Artist’s note

Park Chanoo



Since my childhood there was a stack of philosophical texts and encyclopedias including the English version of 

Encyclopedia Britannica against one wall. Although there wasn't anyone to read them I was told that my father has 

bought and brought them home for the request of a friend.

When I was in my third year in middle school, my father's business went down. Items in my house were sold after 

being marked with red stickers. My family had to move to and from single rooms and rented rooms. Yet, those books 

managed to survive. Even after I majored in photography, assumed they would come to use at one point and kept 

them in the basement or veranda whenever I moved. In 2001, when I cleared out most of my selection of books, I 

could not throw them away.

In 2015, I came across those books again in the corner of the veranda while I was packing for another house-moving. 

I found them quite cool. I liked the smell of old books and the yellow tinted color of the bookmark. Encyclopedia 

Britannica has the longest tradition among the currently-existing modern encyclopedias. The definition of the word 

'encyclopedia' states: a compressed reference that consists of a comprehensive summary of information from all 

branches of knowledge related to nature and mankind, including literature, arts, culture, social studies, economy, and 

science. This series began with the thought of portraying the information of everything in the world through a single 

photographic work.

'Entry' can be defined as a unit of content classification or a subject of explanation in an encyclopedia. This work 

shoots an overlap of a number of pages containing the information of different entries. I intended to portray the blur 

and traces of each page and each letter and picture by randomly extracting them from the encyclopedia and 

overlapping them with differing shades of light. I noticed that the more complicated the explanation for an entry is 

(the more pages I shoot), the blurrier and emptier the image becomes.
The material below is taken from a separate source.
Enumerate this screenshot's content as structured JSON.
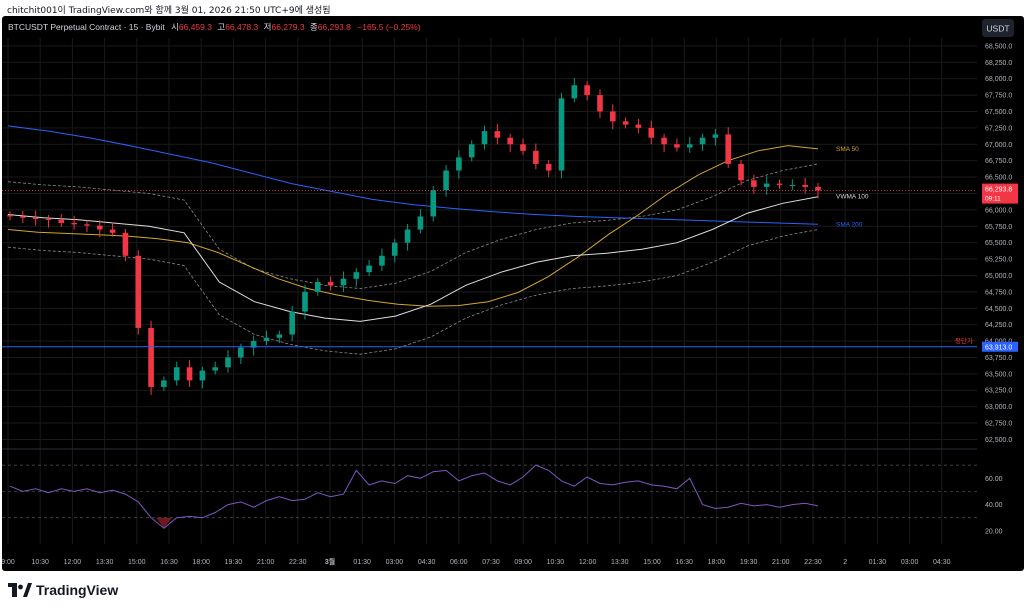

'Engram' is a psychological and psychiatric term that refers to a trace of memories obtained through learning that is 

stored inside the brain. Roland Barthes mentioned 'Death of Author.' A permanent, non-changeable meaning does not 

exist within any text. A reader interprets the content of the text based on the subjective impression he or she receives 

from it.

It is said every language is a notion. And everything expressed through language is a notion as well. It remains in the 

memory of each and every individual in its own, different form and gradually empties out along with the flow of time.